DO: Take the time to drive an hour outside the city to see the Great Wall of China. It is gorgeous and is completely different from what you will experience in the city. Also, try to meet some of the locals. Like in many places, the country folk can be much more charming than the urban people. And many will want to take photos of you.
DO: Go to the zoo to see the pandas. And shell out the extra money to hold one and get your photo taken. All your friends will be jealous.
DO: Keep a tally and take pictures of every person you see sleeping in public and every young couple you see wearing matching t-shirts. It's common for young couples to buy his and her t-shirt before traveling together.
DO: Bargain for at least 5 to 10 minutes and pretend to walk away at least once. If haven't done this, congratulations, you just paid double the actual price. People bargain very aggressively here, don't be surprised if the starting price is only a fraction of what you think the item is worth. Just know before you start negotiating that if you don't want to be overcharged, you are going to have to invest a little time.
DO: Get a bike. When the traffic is bad it's one of the quickest ways to travel. But watch out for the cars, because they won't always be watching out for you. China has bike lanes for just this reason, but cars are regularly in them, so unfortunately they don't offer a great deal of protection.
DO NOT: Expect the locals to speak English. Students will very often know some English, but the older generations do not. Vendors in big markets carry calculators for easy bargaining and will usually know enough English to help you. Cab drivers, on the other hand, generally do not speak English, but a seasoned driver should be able to decipher even the most broken Chinese.
DO NOT: Be surprised to see babies and young children with holes in the back of their pants. Disposable diapers don't really exist here, so the toddlers just go to the bathroom out on the streets.
DO NOT: Take a video camera to Tiananmen Square and try to talk to the locals about what happened in 1989. Plainclothes police officers will swarm you and make you stop. The government has gone to great lengths to ensure that no one talks about the 1989 protests and subsequent massacre. If you are not careful, you may very well find yourself behind bars.
DO NOT: Miss a trip to Wangfujing snack street where you can sample every example of local cuisine including scorpions and such, if you fancy that sort of thing. Be careful not to accidentally eat one of your favorite furry friends - Donkey and dog are the most common mistakes.
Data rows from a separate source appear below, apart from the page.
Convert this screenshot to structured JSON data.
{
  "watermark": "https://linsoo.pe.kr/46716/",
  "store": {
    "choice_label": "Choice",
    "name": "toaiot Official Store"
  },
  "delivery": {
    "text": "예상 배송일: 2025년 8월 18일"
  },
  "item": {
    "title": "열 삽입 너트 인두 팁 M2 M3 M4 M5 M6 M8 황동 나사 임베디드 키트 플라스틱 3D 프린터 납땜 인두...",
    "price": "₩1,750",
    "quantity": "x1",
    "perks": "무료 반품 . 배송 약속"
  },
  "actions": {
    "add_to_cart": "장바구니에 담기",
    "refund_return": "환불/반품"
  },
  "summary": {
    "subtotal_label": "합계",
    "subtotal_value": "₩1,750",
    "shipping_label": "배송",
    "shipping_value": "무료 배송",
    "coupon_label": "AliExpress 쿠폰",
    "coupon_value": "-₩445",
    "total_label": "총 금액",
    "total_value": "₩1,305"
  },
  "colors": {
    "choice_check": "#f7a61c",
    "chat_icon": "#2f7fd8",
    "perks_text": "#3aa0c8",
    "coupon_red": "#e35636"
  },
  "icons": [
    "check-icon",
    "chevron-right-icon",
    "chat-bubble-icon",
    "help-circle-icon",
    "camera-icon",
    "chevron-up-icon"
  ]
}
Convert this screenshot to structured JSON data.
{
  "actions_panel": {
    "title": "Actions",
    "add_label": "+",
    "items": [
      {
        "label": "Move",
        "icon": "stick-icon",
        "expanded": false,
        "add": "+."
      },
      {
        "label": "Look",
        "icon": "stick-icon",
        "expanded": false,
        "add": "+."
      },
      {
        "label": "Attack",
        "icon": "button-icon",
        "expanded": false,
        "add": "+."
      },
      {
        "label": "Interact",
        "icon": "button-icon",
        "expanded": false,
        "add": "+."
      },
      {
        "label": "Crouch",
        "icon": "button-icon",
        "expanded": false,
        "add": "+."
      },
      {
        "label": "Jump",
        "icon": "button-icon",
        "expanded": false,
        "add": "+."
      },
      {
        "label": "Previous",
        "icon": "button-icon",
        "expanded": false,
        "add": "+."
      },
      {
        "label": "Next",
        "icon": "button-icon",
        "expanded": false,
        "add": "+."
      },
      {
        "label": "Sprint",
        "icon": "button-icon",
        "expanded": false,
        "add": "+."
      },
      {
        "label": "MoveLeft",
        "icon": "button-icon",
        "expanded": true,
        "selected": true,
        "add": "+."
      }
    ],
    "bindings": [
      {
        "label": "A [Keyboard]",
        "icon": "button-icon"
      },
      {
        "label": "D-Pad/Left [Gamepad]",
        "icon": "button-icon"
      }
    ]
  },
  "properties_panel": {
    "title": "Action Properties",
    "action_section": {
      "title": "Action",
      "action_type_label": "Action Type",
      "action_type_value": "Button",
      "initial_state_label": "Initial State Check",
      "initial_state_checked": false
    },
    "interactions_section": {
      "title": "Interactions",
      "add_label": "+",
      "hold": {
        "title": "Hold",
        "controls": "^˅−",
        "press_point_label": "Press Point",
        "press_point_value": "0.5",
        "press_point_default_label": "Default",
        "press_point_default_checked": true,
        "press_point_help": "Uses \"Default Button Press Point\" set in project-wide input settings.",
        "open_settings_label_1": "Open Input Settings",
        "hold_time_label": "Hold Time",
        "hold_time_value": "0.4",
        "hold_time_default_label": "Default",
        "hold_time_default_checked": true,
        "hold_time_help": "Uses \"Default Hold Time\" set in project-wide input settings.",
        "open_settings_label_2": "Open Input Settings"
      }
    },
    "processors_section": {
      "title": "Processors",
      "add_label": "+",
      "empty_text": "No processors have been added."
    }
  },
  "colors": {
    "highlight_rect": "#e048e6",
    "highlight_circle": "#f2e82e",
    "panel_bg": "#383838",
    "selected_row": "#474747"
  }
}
Also, do not eat hot pot before a night out, the smell will follow you all night.
DO NOT: Exercise outside. The pollution in Beijing is still very bad and it takes a long time to get used to it. China is the highest emitter of greenhouse gases and Beijing is ranked the 13th most polluted city in the world. The fifth most polluted city, Tianjin, is only about an hour away. Leading up to the Olympics, the government began restricting traffic and planting trees, but the city is still generally covered by smog. It doesn't help that Beijing is a city surrounded by mountains, which traps the pollution emitted by its factories.